Ways to Create Value with Predictive Analytics?

There are several ways to create business value from using predictive analytics including product/service effectiveness, risk control, operational efficiency and financial controls. Some of the examples discussed in the Mobey Forum report include:

  • Card-linked offers (merchant funded rewards)
  • Next best action marketing (offers, service, financial advice, etc.)
  • Pricing (relationship-based or activity-based)
  • Risk assessment (predictions of future behavior)
  • Predictive maintenance (predicting equipment failures)
  • Claim handling (prediction of fraudulent claims)
  • HR analytics (finding good potential employees based on current staff)

The Power of Next Best Action (NBA) Opportunities

The digital consumer is interacting actively and passively at every moment, through transaction, interactions and even movement. Each interaction provides a bank or credit union with knowledge about the customer, allowing the organization to better serve that customer, constantly adjusting service and offers based on the real-time context of that customer.

In the past, offers were delivered to pre-set segments at set times based on market intelligence around buying patterns. There was no differentiation based on individual customers, needs or recent events.

Next best actions driven by predictive analytics provides real-time recommendations, or real-time automated actions. Beyond determining offers/recommendations, NBA concepts also consider the optimal channel for the offer or interaction based on current channel, channel preferences, or even location (branch, store, ATM, etc.).

As opposed to delivering offers or recommendations at a set time for a segment of customers driven by periodic analysis, next best actions take all historical data and combine this insight with real-time event triggers. The analysis of these opportunities is done in real-time on an ongoing basis. This results in significantly better results, since the personalized communication is delivered at the time and channel identified by customer activity.


“Using next best action in the mobile journey is therefore not just focusing on sales, but it is a way to constantly help customers in their financial mobile journey,” states Mobey Forum. “When the timing and context are right, the personalized customer experience will boost customer loyalty and profit in the long term.”

Moving Up the Analytics Ladder

Moving up the analytics ladder from a ‘rear view mirror’ view to an ‘insight GPS’ perspective comes with challenges, not the least of which is whether or not an organization is prepared and equipped to embrace a data-driven culture. To succeed, an organization needs to use data and advanced analytics in every part of the organization and with every decision made. It also means transforming from a product oriented organization to a consumer-centric organization.

In the report, Mobey Forum examines the ten challenges on the predictive analytics lifecycle that frame key questions about an organization’s readiness for successful use of predictive analytics. The report also contends that financial institutions should ‘think big, start small, but start now’ and work on building a digital services infrastructure with data analysis at the center, which can be leveraged to support the whole business over the long term.
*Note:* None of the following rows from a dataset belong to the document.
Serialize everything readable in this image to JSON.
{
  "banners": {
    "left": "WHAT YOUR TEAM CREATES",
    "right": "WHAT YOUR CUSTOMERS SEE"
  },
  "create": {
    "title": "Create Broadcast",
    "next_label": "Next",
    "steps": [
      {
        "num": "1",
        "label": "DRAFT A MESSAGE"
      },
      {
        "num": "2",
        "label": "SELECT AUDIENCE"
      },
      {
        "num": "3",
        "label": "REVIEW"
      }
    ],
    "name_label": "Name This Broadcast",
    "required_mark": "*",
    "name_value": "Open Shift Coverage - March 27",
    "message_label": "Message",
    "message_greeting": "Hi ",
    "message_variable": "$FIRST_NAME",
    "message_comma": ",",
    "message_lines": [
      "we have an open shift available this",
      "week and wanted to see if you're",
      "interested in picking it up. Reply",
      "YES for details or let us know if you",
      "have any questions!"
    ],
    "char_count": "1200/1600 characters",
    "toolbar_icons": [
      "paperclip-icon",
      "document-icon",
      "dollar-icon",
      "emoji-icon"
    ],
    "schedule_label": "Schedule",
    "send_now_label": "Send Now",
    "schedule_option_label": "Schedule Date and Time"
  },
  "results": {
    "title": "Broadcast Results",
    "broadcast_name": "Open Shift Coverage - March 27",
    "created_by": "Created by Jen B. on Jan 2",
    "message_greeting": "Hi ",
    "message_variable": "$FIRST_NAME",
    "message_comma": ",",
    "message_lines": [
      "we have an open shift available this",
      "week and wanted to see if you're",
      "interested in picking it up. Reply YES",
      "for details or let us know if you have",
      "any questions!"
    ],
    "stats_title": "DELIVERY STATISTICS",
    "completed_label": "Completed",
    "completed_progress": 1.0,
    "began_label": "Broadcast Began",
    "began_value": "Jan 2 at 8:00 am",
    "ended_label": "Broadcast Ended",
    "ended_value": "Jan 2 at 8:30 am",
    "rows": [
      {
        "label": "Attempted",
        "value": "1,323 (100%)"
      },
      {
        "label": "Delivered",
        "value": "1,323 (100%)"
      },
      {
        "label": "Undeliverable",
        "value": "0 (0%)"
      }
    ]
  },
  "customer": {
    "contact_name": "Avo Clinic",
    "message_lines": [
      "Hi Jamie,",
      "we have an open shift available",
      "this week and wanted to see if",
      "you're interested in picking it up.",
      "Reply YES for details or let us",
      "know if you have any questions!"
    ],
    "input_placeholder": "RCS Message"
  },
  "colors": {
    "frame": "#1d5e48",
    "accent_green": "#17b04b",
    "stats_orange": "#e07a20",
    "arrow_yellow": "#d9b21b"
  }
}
“There is also huge opportunity for banks with predictive analytics,” states Sirpa Nordlund, Executive Director, Mobey Forum. “From now on, it’s all about the data. With predictive analytics, banks and credit unions can not only generate a 360 degree view of their customers’ financial behavior, they can anticipate their needs and create highly personalized services that surprise and delight them too, cementing their relationships for the long term. Banks can establish greater relevance and appeal, increase trust and ultimately create a more stable commercial and operational footing in the digital age.”